Download or read book Landscape Amenities written by Isabel Vanslembrouck and published by Springer Science & Business Media. This book was released on 2005-12-19 with total page 209 pages. Available in PDF, EPUB and Kindle. Book excerpt: This book maps points of common understanding and cooperation in the interpretation of landscapes. These interfaces appear between cultures, between natural and human sciences, lay people and experts, time and space, preservation and use, ecology and semiosis. The book compares how different cultures interpret landscapes, examines how cultural values are assessed, explores new tools for assessment, traces the discussion about landscape authenticity, and finally draws perspectives for further research.
Download or read book The Cultural Landscape Heritage Paradox written by Tom Bloemers and published by Amsterdam University Press. This book was released on 2010 with total page 753 pages. Available in PDF, EPUB and Kindle. Book excerpt: The basic problem is to what extent we can know past and mainly invisible landscapes, and how we can use this still hidden knowledge for actual sustainable management of landscape's cultural and historical values. It has also been acknowledged that heritage management is increasingly about 'the management of future change rather than simply protection'. This presents us with a paradox: to preserve our historic environment, we have to collaborate with those who wish to transform it and, in order to apply our expert knowledge, we have to make it suitable for policy and society. The answer presented by the Protection and Development of the Dutch Archaeological-Historical Landscape programme (pdl/bbo) is an integrative landscape approach which applies inter- and transdisciplinarity, establishing links between archaeological-historical heritage and planning, and between research and policy.

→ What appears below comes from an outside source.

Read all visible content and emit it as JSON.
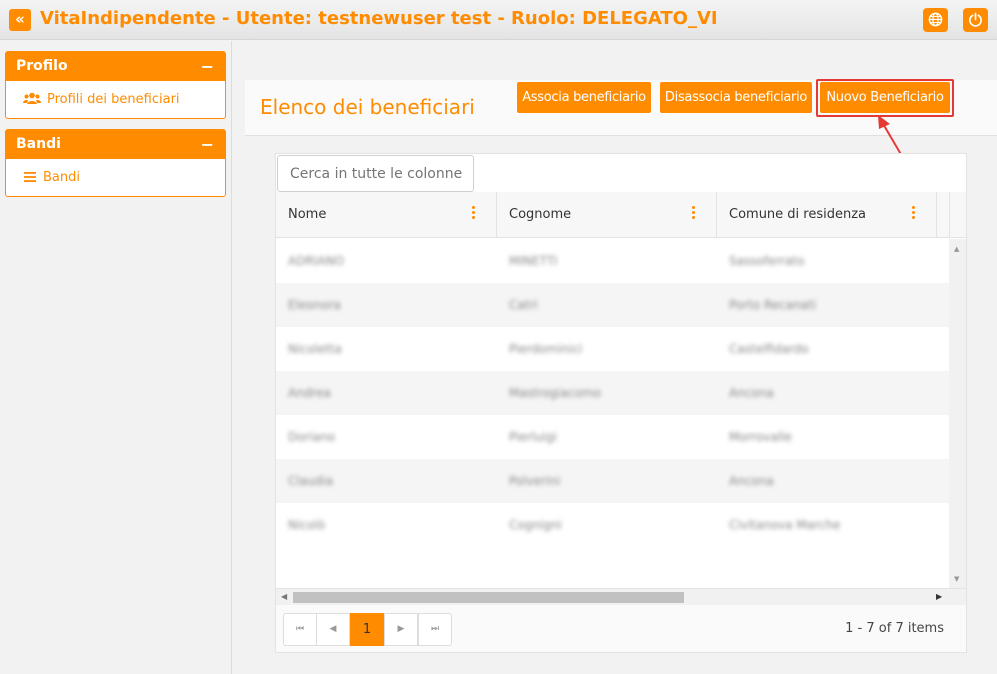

Download or read book Mainstreaming Landscape through the European Landscape Convention written by Karsten Jorgensen and published by Routledge. This book was released on 2015-11-19 with total page 230 pages. Available in PDF, EPUB and Kindle. Book excerpt: The European Landscape Convention has introduced a Europe-wide concept of protection, management and planning of all landscapes – not just the outstanding ones. This book reflects on the background to the establishment of the convention, takes a critical look at examples and experiences of its implementation, and discusses future developments for the convention and the management of landscapes in Europe. A decade after the creation of the European Landscape Convention, this book asks how it has influenced the governance and development of European landscapes, and what role it will play in the coming years. The authors provide a wide range of analyses, reflections and visions, informed by their diverse experiences of researching, working with and using the convention. The sixteen essays are organised into three sections, focusing on the fundamental concepts and values behind the convention, current projects and experiences of implementation, and prospects for future developments.